Building a snowman is one of the best things about winter, especially when you’re a kid. But sometimes no matter how hard you try, it seems your Frosty or Olaf crumbles or its head falls off or it just won’t come together. And that’s where science can help us. Knowing about the different physical properties of snow and the physics of snowballs can come in handy.

  • Snow matters - With snow, the size of the snowflake doesn’t matter as much as its moisture content. According to Dan Snowman - yep, that’s his real name - and he’s a physicist with Rhode Island College, snow comes in five categories based on the amount of free water relative to ice crystals. Try to make a snowman with dry snow, and it won’t stick together or use slush and it doesn’t work at all. The sweet spot is using moist snow (which has less than 3% water) and wet snow (with 3 to 8% water) for your snowman.
  • Location, location, location - After you have the right snow for building your creation, you need the right spot for construction. Look for level ground, but stay away from asphalt, since it absorbs sunlight and will make your snowman melt sooner. Your best bet is somewhere shaded from the sun on a flat spot in the yard.

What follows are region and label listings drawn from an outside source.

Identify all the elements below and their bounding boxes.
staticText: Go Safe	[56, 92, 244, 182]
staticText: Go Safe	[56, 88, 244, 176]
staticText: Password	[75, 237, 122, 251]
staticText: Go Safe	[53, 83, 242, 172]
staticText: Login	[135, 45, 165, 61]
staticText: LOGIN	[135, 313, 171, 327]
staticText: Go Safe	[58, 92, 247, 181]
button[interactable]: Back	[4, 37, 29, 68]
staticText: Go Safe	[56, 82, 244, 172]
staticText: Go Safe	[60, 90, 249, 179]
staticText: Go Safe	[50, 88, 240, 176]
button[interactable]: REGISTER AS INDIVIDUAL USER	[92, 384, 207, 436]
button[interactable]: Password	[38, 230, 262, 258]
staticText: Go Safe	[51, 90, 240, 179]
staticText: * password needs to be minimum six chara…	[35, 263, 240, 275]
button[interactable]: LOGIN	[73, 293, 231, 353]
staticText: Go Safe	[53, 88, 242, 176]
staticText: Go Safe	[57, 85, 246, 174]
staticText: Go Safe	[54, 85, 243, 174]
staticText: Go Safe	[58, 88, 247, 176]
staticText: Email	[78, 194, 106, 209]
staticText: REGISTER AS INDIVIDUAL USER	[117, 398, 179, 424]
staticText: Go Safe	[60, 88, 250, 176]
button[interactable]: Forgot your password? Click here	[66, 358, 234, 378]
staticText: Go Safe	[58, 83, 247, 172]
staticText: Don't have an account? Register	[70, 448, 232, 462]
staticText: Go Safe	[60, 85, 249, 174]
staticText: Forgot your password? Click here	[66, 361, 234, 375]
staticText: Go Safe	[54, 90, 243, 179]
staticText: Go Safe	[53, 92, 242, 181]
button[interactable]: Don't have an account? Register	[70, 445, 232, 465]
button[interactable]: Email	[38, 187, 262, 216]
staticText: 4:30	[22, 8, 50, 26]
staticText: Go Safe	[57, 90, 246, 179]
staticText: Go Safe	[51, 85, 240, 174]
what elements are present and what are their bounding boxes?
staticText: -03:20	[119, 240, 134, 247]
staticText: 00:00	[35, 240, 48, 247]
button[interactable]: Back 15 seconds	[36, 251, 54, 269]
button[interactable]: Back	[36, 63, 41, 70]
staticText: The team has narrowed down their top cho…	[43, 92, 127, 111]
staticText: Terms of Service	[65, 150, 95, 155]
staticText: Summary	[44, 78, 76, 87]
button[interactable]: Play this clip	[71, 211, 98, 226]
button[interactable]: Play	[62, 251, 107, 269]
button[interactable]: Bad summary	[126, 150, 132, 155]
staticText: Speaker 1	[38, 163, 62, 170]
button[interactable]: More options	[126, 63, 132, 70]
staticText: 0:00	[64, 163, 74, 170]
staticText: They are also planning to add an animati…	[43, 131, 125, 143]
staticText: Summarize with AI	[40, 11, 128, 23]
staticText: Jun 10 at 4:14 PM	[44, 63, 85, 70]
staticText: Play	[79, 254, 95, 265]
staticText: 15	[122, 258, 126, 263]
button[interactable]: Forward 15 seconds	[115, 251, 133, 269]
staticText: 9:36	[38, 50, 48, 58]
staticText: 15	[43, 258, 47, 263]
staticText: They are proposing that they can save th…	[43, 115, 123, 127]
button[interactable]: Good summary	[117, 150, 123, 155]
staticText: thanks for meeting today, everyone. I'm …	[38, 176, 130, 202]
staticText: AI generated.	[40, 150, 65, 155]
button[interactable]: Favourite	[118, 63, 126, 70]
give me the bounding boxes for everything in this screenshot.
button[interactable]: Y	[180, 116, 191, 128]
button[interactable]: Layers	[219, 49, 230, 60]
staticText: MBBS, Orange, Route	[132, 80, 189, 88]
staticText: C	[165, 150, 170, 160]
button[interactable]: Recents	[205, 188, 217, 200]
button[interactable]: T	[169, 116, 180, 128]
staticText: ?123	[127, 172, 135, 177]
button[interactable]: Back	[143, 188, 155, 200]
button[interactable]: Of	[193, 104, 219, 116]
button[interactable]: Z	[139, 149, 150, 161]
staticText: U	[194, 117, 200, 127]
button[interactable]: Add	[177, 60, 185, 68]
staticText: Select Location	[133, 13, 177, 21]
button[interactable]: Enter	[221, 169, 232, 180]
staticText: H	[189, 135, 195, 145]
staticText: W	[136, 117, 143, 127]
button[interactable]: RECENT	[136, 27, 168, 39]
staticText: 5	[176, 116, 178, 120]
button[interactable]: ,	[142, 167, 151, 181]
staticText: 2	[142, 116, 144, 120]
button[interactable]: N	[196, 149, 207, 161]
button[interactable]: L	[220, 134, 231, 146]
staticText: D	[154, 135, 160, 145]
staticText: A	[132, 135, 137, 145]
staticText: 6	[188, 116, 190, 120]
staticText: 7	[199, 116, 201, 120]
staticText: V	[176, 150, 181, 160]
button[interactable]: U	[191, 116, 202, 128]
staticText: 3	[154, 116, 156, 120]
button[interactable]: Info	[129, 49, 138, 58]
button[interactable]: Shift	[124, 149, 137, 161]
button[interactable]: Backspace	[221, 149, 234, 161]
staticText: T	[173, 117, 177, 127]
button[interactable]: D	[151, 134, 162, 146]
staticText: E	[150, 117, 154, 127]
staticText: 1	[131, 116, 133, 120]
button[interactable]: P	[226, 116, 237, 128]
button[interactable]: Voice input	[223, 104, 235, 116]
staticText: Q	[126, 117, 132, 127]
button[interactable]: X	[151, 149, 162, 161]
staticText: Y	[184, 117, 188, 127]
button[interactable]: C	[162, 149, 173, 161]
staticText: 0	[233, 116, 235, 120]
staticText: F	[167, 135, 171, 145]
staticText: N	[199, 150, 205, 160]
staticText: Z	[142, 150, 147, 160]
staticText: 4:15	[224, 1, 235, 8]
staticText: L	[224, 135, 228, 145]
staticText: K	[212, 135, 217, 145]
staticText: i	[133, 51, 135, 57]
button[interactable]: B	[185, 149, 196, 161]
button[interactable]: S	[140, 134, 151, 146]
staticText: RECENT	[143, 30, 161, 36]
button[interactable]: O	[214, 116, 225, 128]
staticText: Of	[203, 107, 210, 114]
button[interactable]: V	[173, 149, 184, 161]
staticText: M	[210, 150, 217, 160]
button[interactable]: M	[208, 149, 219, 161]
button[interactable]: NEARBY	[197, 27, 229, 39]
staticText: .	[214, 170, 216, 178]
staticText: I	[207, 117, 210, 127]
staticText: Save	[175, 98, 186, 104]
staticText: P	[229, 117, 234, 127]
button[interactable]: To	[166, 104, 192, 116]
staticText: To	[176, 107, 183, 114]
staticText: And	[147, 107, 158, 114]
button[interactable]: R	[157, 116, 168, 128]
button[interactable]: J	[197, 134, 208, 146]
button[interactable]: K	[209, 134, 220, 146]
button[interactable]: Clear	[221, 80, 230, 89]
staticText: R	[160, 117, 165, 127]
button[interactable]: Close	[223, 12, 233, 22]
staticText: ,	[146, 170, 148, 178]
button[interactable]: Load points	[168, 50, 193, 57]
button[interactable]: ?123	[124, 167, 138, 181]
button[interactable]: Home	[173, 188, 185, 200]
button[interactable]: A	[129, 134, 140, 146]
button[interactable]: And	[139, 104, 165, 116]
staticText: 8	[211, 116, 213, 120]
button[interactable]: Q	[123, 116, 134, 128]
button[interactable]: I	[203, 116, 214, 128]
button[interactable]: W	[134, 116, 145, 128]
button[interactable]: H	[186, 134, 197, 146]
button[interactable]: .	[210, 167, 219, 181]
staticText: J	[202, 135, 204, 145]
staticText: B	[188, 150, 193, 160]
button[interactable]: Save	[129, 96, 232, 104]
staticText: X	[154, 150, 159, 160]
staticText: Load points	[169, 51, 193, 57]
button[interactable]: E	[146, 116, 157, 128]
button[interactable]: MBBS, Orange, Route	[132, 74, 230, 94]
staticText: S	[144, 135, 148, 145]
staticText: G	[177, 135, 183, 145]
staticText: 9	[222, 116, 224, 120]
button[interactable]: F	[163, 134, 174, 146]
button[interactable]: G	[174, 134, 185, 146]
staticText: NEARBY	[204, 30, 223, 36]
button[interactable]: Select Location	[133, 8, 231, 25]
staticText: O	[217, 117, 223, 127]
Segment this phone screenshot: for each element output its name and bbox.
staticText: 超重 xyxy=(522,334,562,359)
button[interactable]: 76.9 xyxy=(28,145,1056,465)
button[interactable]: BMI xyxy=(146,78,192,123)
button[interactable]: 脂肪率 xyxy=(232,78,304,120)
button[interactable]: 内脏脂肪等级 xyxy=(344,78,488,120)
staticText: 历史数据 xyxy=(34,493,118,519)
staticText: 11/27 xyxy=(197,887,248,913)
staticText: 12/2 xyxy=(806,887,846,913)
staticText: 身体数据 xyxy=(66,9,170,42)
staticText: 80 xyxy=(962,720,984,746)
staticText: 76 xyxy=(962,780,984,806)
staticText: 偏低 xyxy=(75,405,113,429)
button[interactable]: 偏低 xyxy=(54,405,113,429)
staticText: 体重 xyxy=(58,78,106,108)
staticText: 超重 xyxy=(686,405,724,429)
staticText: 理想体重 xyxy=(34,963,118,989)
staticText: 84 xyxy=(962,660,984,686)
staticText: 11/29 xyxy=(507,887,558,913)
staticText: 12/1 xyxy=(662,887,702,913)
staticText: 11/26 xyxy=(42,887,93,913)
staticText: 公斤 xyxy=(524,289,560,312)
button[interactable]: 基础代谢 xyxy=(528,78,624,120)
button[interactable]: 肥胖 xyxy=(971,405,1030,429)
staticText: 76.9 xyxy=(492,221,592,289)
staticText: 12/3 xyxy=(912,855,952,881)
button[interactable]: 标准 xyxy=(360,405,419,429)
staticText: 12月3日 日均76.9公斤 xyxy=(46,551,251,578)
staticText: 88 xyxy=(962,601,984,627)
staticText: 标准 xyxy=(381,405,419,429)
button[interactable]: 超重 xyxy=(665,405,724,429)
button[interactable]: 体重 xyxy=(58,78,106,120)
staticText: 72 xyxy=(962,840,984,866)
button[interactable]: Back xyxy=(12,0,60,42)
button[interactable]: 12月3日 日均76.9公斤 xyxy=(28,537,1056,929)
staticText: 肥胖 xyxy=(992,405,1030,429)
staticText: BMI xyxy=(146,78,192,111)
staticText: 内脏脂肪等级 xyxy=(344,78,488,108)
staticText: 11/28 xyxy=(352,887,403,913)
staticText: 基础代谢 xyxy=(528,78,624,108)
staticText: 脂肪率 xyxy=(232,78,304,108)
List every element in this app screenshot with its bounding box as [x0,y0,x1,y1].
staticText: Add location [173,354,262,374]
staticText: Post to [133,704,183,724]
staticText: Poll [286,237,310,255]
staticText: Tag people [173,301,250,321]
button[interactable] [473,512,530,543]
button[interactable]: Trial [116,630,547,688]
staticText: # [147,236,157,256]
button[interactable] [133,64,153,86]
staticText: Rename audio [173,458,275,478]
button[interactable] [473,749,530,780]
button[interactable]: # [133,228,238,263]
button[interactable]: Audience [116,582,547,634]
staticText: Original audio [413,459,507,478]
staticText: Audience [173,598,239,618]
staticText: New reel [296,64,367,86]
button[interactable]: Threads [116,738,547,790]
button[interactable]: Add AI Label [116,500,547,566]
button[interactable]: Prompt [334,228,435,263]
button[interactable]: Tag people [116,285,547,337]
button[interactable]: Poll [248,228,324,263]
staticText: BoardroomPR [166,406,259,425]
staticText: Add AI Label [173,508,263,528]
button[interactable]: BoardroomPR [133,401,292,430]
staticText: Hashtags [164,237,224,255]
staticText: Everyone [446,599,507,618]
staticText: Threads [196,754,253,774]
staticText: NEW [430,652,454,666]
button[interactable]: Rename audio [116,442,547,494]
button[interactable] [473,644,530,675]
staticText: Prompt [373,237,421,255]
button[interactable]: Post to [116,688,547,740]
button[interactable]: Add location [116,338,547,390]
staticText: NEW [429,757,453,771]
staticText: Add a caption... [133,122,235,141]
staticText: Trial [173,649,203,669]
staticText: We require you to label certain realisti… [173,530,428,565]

  • Shape matters - The reason most snow people you see are made of balls is that a sphere is the best shape to create a body for a person made of snow, according to “ The Smithsonian .” Making snowballs keeps your snowman sable and helps it stick around longer because spheres melt slower than other shapes since less area is exposed to sunlight. And the old rule of stacking the biggest at the base, medium in the middle and smallest on top for the head will help keep the snow person upright.
  • Size matters too - An experiment at West Virginia’s Bluefield State College found an spheres: from bottom to top, 3:2:1. Just don’t make the snow balls too big or they won’t pack well and Frosty’s structure may be too unstable.